Tribunal Administratif de Marseille — Décision N° TA13-2300371

jeudi 19 janvier 2023

JuridictionTribunal Administratif de Marseille
SectionTribunal Administratif de Marseille
N° DossierTA13-2300371
TypeDécision
RecoursExcès de pouvoir
PublicationC
FormationReconduite à la frontière
Avocat requérantKOUEVI

Texte intégral

Vu la procédure suivante :

Par une requête, enregistrée le 14 janvier 2023, M. D A alias B A, demande au tribunal :

1°) de l'admettre au bénéfice de l'aide juridictionnelle provisoire ;

2°) d'annuler l'arrêté du 15 décembre 2022 par lequel le préfet des Bouches-du-Rhône a fixé le Mali comme pays d'exécution de la mesure d'éloignement dont il fait l'objet ;

3°) de mettre à la charge de l'État le versement d'une somme de 1 000 euros en application des dispositions de l'article 37 de la loi du 10 juillet 1991 et de l'article L. 761-1 du code de justice administrative.

Il soutient :

- que l'arrêté est insuffisamment motivé ;

- qu'il aurait dû être mis à même de présenter des observations en vertu de l'article L. 122-1 du code des relations entre le public et l'administration ;

- que la décision l'expose à des traitements inhumains et dégradants en méconnaissance de l'article 3 de la convention européenne des droits de l'homme ;

Par un mémoire en défense enregistré le 18 janvier 2023 le préfet des Bouches-du-Rhône conclut au rejet de la requête. Il soutient que les moyens ne sont pas fondés.

Vu :

- la décision attaquée ;

- les autres pièces du dossier.

Vu :

- la convention européenne de sauvegarde des droits de l'homme et des libertés fondamentales ;

- le code de l'entrée et du séjour des étrangers et du droit d'asile ;

- le code de justice administrative.

La présidente du tribunal a désigné M. C pour statuer sur les litiges relatifs aux décisions portant mesure d'éloignement des ressortissants étrangers en application du code de l'entrée et du séjour des étrangers et du droit d'asile.
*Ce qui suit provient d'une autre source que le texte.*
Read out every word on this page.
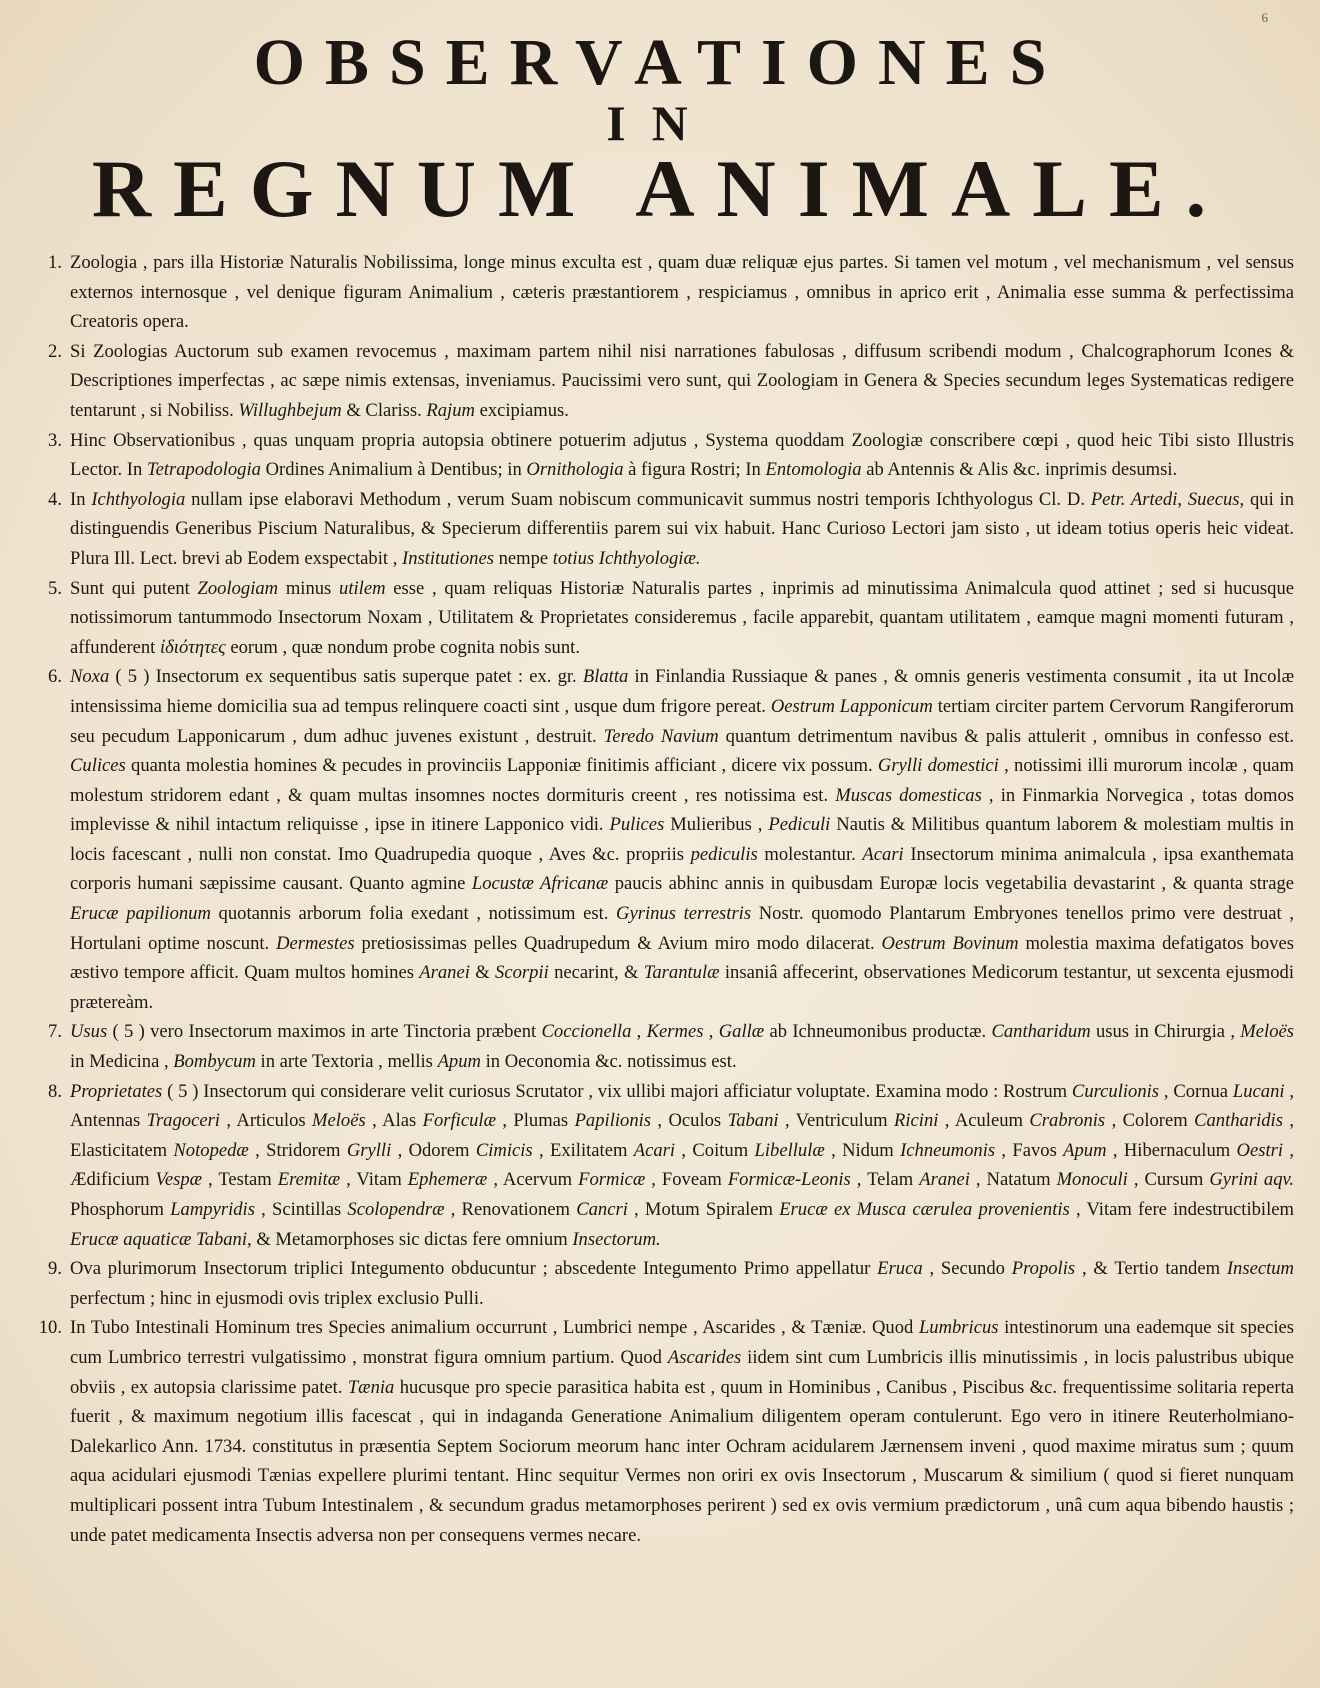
6
OBSERVATIONES
IN
REGNUM ANIMALE.
1. Zoologia , pars illa Historiæ Naturalis Nobilissima, longe minus exculta est , quam duæ reliquæ ejus partes. Si tamen vel motum , vel mechanismum , vel sensus externos internosque , vel denique figuram Animalium , cæteris præstantiorem , respiciamus , omnibus in aprico erit , Animalia esse summa & perfectissima Creatoris opera.
2. Si Zoologias Auctorum sub examen revocemus , maximam partem nihil nisi narrationes fabulosas , diffusum scribendi modum , Chalcographorum Icones & Descriptiones imperfectas , ac sæpe nimis extensas, inveniamus. Paucissimi vero sunt, qui Zoologiam in Genera & Species secundum leges Systematicas redigere tentarunt , si Nobiliss. Willughbejum & Clariss. Rajum excipiamus.
3. Hinc Observationibus , quas unquam propria autopsia obtinere potuerim adjutus , Systema quoddam Zoologiæ conscribere cœpi , quod heic Tibi sisto Illustris Lector. In Tetrapodologia Ordines Animalium à Dentibus; in Ornithologia à figura Rostri; In Entomologia ab Antennis & Alis &c. inprimis desumsi.
4. In Ichthyologia nullam ipse elaboravi Methodum , verum Suam nobiscum communicavit summus nostri temporis Ichthyologus Cl. D. Petr. Artedi, Suecus, qui in distinguendis Generibus Piscium Naturalibus, & Specierum differentiis parem sui vix habuit. Hanc Curioso Lectori jam sisto , ut ideam totius operis heic videat. Plura Ill. Lect. brevi ab Eodem exspectabit , Institutiones nempe totius Ichthyologiæ.
5. Sunt qui putent Zoologiam minus utilem esse , quam reliquas Historiæ Naturalis partes , inprimis ad minutissima Animalcula quod attinet ; sed si hucusque notissimorum tantummodo Insectorum Noxam , Utilitatem & Proprietates consideremus , facile apparebit, quantam utilitatem , eamque magni momenti futuram , affunderent ἰδιότητες eorum , quæ nondum probe cognita nobis sunt.
6. Noxa ( 5 ) Insectorum ex sequentibus satis superque patet : ex. gr. Blatta in Finlandia Russiaque & panes , & omnis generis vestimenta consumit , ita ut Incolæ intensissima hieme domicilia sua ad tempus relinquere coacti sint , usque dum frigore pereat. Oestrum Lapponicum tertiam circiter partem Cervorum Rangiferorum seu pecudum Lapponicarum , dum adhuc juvenes existunt , destruit. Teredo Navium quantum detrimentum navibus & palis attulerit , omnibus in confesso est. Culices quanta molestia homines & pecudes in provinciis Lapponiæ finitimis afficiant , dicere vix possum. Grylli domestici , notissimi illi murorum incolæ , quam molestum stridorem edant , & quam multas insomnes noctes dormituris creent , res notissima est. Muscas domesticas , in Finmarkia Norvegica , totas domos implevisse & nihil intactum reliquisse , ipse in itinere Lapponico vidi. Pulices Mulieribus , Pediculi Nautis & Militibus quantum laborem & molestiam multis in locis facescant , nulli non constat. Imo Quadrupedia quoque , Aves &c. propriis pediculis molestantur. Acari Insectorum minima animalcula , ipsa exanthemata corporis humani sæpissime causant. Quanto agmine Locustæ Africanæ paucis abhinc annis in quibusdam Europæ locis vegetabilia devastarint , & quanta strage Erucæ papilionum quotannis arborum folia exedant , notissimum est. Gyrinus terrestris Nostr. quomodo Plantarum Embryones tenellos primo vere destruat , Hortulani optime noscunt. Dermestes pretiosissimas pelles Quadrupedum & Avium miro modo dilacerat. Oestrum Bovinum molestia maxima defatigatos boves æstivo tempore afficit. Quam multos homines Aranei & Scorpii necarint, & Tarantulæ insaniâ affecerint, observationes Medicorum testantur, ut sexcenta ejusmodi prætereàm.
7. Usus ( 5 ) vero Insectorum maximos in arte Tinctoria præbent Coccionella , Kermes , Gallæ ab Ichneumonibus productæ. Cantharidum usus in Chirurgia , Meloës in Medicina , Bombycum in arte Textoria , mellis Apum in Oeconomia &c. notissimus est.
8. Proprietates ( 5 ) Insectorum qui considerare velit curiosus Scrutator , vix ullibi majori afficiatur voluptate. Examina modo : Rostrum Curculionis , Cornua Lucani , Antennas Tragoceri , Articulos Meloës , Alas Forficulæ , Plumas Papilionis , Oculos Tabani , Ventriculum Ricini , Aculeum Crabronis , Colorem Cantharidis , Elasticitatem Notopedæ , Stridorem Grylli , Odorem Cimicis , Exilitatem Acari , Coitum Libellulæ , Nidum Ichneumonis , Favos Apum , Hibernaculum Oestri , Ædificium Vespæ , Testam Eremitæ , Vitam Ephemeræ , Acervum Formicæ , Foveam Formicæ-Leonis , Telam Aranei , Natatum Monoculi , Cursum Gyrini aqv. Phosphorum Lampyridis , Scintillas Scolopendræ , Renovationem Cancri , Motum Spiralem Erucæ ex Musca cærulea provenientis , Vitam fere indestructibilem Erucæ aquaticæ Tabani, & Metamorphoses sic dictas fere omnium Insectorum.
9. Ova plurimorum Insectorum triplici Integumento obducuntur ; abscedente Integumento Primo appellatur Eruca , Secundo Propolis , & Tertio tandem Insectum perfectum ; hinc in ejusmodi ovis triplex exclusio Pulli.
10. In Tubo Intestinali Hominum tres Species animalium occurrunt , Lumbrici nempe , Ascarides , & Tæniæ. Quod Lumbricus intestinorum una eademque sit species cum Lumbrico terrestri vulgatissimo , monstrat figura omnium partium. Quod Ascarides iidem sint cum Lumbricis illis minutissimis , in locis palustribus ubique obviis , ex autopsia clarissime patet. Tænia hucusque pro specie parasitica habita est , quum in Hominibus , Canibus , Piscibus &c. frequentissime solitaria reperta fuerit , & maximum negotium illis facescat , qui in indaganda Generatione Animalium diligentem operam contulerunt. Ego vero in itinere Reuterholmiano-Dalekarlico Ann. 1734. constitutus in præsentia Septem Sociorum meorum hanc inter Ochram acidularem Jærnensem inveni , quod maxime miratus sum ; quum aqua acidulari ejusmodi Tænias expellere plurimi tentant. Hinc sequitur Vermes non oriri ex ovis Insectorum , Muscarum & similium ( quod si fieret nunquam multiplicari possent intra Tubum Intestinalem , & secundum gradus metamorphoses perirent ) sed ex ovis vermium prædictorum , unâ cum aqua bibendo haustis ; unde patet medicamenta Insectis adversa non per consequens vermes necare.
Les parties ont été régulièrement averties du jour de l'audience.

Ont été entendus au cours de l'audience publique :

- le rapport de M. C,

- les observations de Me Kouevi pour M. A,

- le préfet des Bouches-du-Rhône n'étant ni présent, ni représenté.

Considérant ce qui suit :

Sur la demande d'admission à l'aide juridictionnelle :

1. Aux termes de l'article 20 de la loi du 10 juillet 1991 susvisée : " Dans les cas d'urgence, sous réserve de l'appréciation des règles relatives aux commissions ou désignations d'office, l'admission provisoire à l'aide juridictionnelle peut être prononcée soit par le président du bureau ou de la section compétente du bureau d'aide juridictionnelle, soit par la juridiction compétente ou son président " ; aux termes de l'article 62 du décret du 19 décembre 1991 pris pour l'application de ces dispositions : " L'admission provisoire est demandée sans forme au président du bureau ou de la section ou au président de la juridiction saisie. Elle peut être prononcée d'office si l'intéressé a formé une demande d'aide juridictionnelle sur laquelle il n'a pas encore été définitivement statué ". Il y a lieu, eu égard à l'urgence qui s'attache à ce qu'il soit statué sur sa requête, de prononcer l'admission provisoire du requérant.

Sur les conclusions à fin d'annulation :

2. En premier lieu, l'arrêté attaqué indique les dispositions normatives dont il fait application et mentionne les circonstances de fait propres à la situation du requérant. Il est suffisamment motivé. Par conséquent le moyen tiré du défaut d'examen de la situation personnelle doit être écarté.

3. En deuxième lieu, en vertu du premier alinéa de l'article L. 721-3 du code de l'entrée et du séjour des étrangers et du droit d'asile (CESEDA), l'autorité administrative peut fixer, par une décision distincte de la décision d'éloignement, le pays à destination duquel peut être renvoyé l'étranger faisant l'objet d'une interdiction de retour. Une telle mesure, distincte des mesures d'éloignement régies par le livre VI de ce code et soumise à des règles différentes concernant la procédure administrative et le contrôle juridictionnel, doit, en l'absence de disposition contraire, respecter L. 121-1 du code des relations entre le public et l'administration prévoyant une procédure contradictoire préalable, sauf exceptions. Il ressort des pièces du dossier, et notamment du procès-verbal du 12 janvier 2023 que l'intéressé a été singulièrement invité à présenter des observations sur l'éventualité d'un éloignement à destination du Mali. Dans ces conditions il n'est pas fondé à soutenir que la décision fixant le Mali comme pays de renvoi n'aurait pas été précédée d'une procédure contradictoire.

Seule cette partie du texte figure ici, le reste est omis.